1. Field of the Invention
The present invention relates to DC voltage conversion circuits, and in particular, to DC—DC voltage conversion circuits.
2. Description of the Related Art
As is well known, a DC-to-DC converter is a circuit that converts a DC input voltage to a DC output voltage, with the output voltage typically being different, i.e., having a different magnitude (irrespective of polarity), than the input voltage. There are at least three general types: a step down converter, also known as a “buck” converter; a step up converter, also known as a “boost” converter; and a variable converter capable of producing an output voltage which is selectively a fraction or multiple of the input voltage, also known as a “buck-boost” converter.
Referring to FIG. 1A, a conventional buck converter accepts a DC input voltage VIN to produce a DC output voltage VOUT. The input voltage VIN is applied across a shunt rectifier in the form of a diode D in a switched manner by virtue of a series switch in the form of a transistor Q which is turned on and off according to the asserted and de-asserted states, respectively of a control voltage VC. (It should be noted that throughout this discussion, the transistors used as the switching elements are depicted as NPN bipolar junction transistors.
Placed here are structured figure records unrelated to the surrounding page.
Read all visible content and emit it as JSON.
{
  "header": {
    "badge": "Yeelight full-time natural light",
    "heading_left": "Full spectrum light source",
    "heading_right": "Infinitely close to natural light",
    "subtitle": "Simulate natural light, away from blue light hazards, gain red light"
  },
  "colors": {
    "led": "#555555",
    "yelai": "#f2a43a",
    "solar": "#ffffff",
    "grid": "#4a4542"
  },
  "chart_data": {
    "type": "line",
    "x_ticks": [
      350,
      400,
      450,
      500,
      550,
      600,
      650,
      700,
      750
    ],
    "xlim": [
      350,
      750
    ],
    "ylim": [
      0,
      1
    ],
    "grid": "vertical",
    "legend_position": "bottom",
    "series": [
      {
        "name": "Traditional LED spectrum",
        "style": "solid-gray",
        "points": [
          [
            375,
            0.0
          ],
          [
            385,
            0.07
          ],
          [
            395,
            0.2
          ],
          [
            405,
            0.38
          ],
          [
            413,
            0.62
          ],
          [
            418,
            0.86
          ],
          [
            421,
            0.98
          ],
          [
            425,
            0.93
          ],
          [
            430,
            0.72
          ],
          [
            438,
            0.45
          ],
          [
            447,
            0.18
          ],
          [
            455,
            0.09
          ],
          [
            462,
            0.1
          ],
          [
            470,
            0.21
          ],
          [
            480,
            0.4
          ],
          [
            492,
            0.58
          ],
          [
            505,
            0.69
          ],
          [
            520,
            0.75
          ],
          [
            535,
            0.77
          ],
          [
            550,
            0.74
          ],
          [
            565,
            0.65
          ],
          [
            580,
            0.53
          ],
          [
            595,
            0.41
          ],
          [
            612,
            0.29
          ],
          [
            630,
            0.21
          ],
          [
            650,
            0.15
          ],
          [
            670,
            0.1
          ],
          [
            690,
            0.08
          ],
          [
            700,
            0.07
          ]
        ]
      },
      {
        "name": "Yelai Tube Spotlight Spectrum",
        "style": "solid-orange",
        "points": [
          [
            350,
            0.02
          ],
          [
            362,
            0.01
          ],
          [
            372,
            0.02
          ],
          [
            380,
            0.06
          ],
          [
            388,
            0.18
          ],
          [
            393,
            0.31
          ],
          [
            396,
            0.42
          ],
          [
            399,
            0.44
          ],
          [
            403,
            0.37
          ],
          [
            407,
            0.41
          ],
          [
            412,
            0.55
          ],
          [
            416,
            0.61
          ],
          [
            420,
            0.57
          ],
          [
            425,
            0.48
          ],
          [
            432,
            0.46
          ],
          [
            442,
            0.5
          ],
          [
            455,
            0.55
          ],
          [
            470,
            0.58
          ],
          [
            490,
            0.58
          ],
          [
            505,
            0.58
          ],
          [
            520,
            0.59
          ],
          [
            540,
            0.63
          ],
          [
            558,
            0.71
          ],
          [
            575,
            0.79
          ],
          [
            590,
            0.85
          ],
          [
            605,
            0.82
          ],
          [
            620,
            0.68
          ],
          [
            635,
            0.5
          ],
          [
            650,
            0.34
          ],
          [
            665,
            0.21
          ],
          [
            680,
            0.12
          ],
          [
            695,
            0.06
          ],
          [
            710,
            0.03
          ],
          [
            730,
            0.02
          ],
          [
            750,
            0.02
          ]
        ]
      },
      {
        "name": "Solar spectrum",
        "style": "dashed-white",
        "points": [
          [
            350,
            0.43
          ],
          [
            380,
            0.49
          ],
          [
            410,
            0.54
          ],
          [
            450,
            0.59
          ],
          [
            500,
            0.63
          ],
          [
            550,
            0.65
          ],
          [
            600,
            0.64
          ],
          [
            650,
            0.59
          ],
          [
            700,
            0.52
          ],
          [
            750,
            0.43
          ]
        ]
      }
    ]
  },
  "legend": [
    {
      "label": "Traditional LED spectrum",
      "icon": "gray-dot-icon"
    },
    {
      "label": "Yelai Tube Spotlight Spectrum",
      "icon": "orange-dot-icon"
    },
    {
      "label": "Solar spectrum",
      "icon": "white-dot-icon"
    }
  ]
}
However, it will be readily understood by one of ordinary skill in the art that, in accordance with well known circuit design principles, other transistors, such as PNP bipolar junction transistors and metal oxide semiconductor field effect (MOSFET) transistors, both N-type and P-type, can be substituted with appropriate reversals in voltage polarities as necessary.)
When the transistor Q is turned on, current will begin to flow through the inductor L to the shunt output capacitor C, and thereby begin charging the capacitor C. When the transistor Q is turned off, the inductor current will continue to flow, but now through the diode D instead of the transistor Q. As the control voltage VC is periodically asserted and de-asserted, this process repeats, thereby producing a DC output voltage VOUT with an average value that is proportional to the input voltage VIN, with such proportion, or fraction, being approximately equal to the duty cycle (ratio of the asserted state duration to the sum of the asserted and de-asserted states durations) of the control voltage VC.
Referring to FIB. 1B, a conventional boost converter also has the inductor L in series (now at the input), but now has the diode D in series and the switching transistor Q connected in shunt, substantially as shown. During assertion of the control voltage VC, the transistor Q is turned on, thereby initiating current flow through the inductor L. During de-assertion of the control voltage VC, the transistor Q is turned off, and the inductor current flows through the diode D to charge the capacitor C. This produces an output voltage VOUT which is a multiple of the input voltage VIN, with such multiple being approximately equal to the inverse of the difference between unity and the duty cycle of the control voltage VC.
Referring to FIG. 1C, a conventional buck-boost converter has the transistor Q in series, like the buck converter, and the diode D in series (but reversed in polarity) like the boost converter. The inductor L is now connected in shunt between the transistor Q and diode D substantially as shown. During assertion of the control voltage VC, the transistor Q is turned on and inductor current flows. During de-assertion of the control voltage VC, the transistor Q is turned off, thereby causing the continuing inductor current to flow through the diode D and charge the capacitor C. This produces a DC output voltage VOUT with an average value that is selectively a fraction or multiple of the input voltage VIN. Such fraction or multiple is approximately equal to the quotient of the duty cycle (of the control voltage VC) divided by the difference between unity and the duty cycle. Hence, for duty cycles less than 0.5 this circuit is a buck converter, while for duty cycles greater than 0.5 this circuit is a boost converter.
As is well known, these types of DC—DC converters have historically been implemented using discrete components, primarily due to the amount of current required to maintain the average output voltage with as little voltage ripple as possible. As a result, in order to also maintain some minimum efficiency on part of the inductor, the size of the inductor is often larger than what might be desired for a more compact circuit design, since reducing the size of the inductor will increase the likelihood of magnetic saturation, thereby decreasing the efficiency.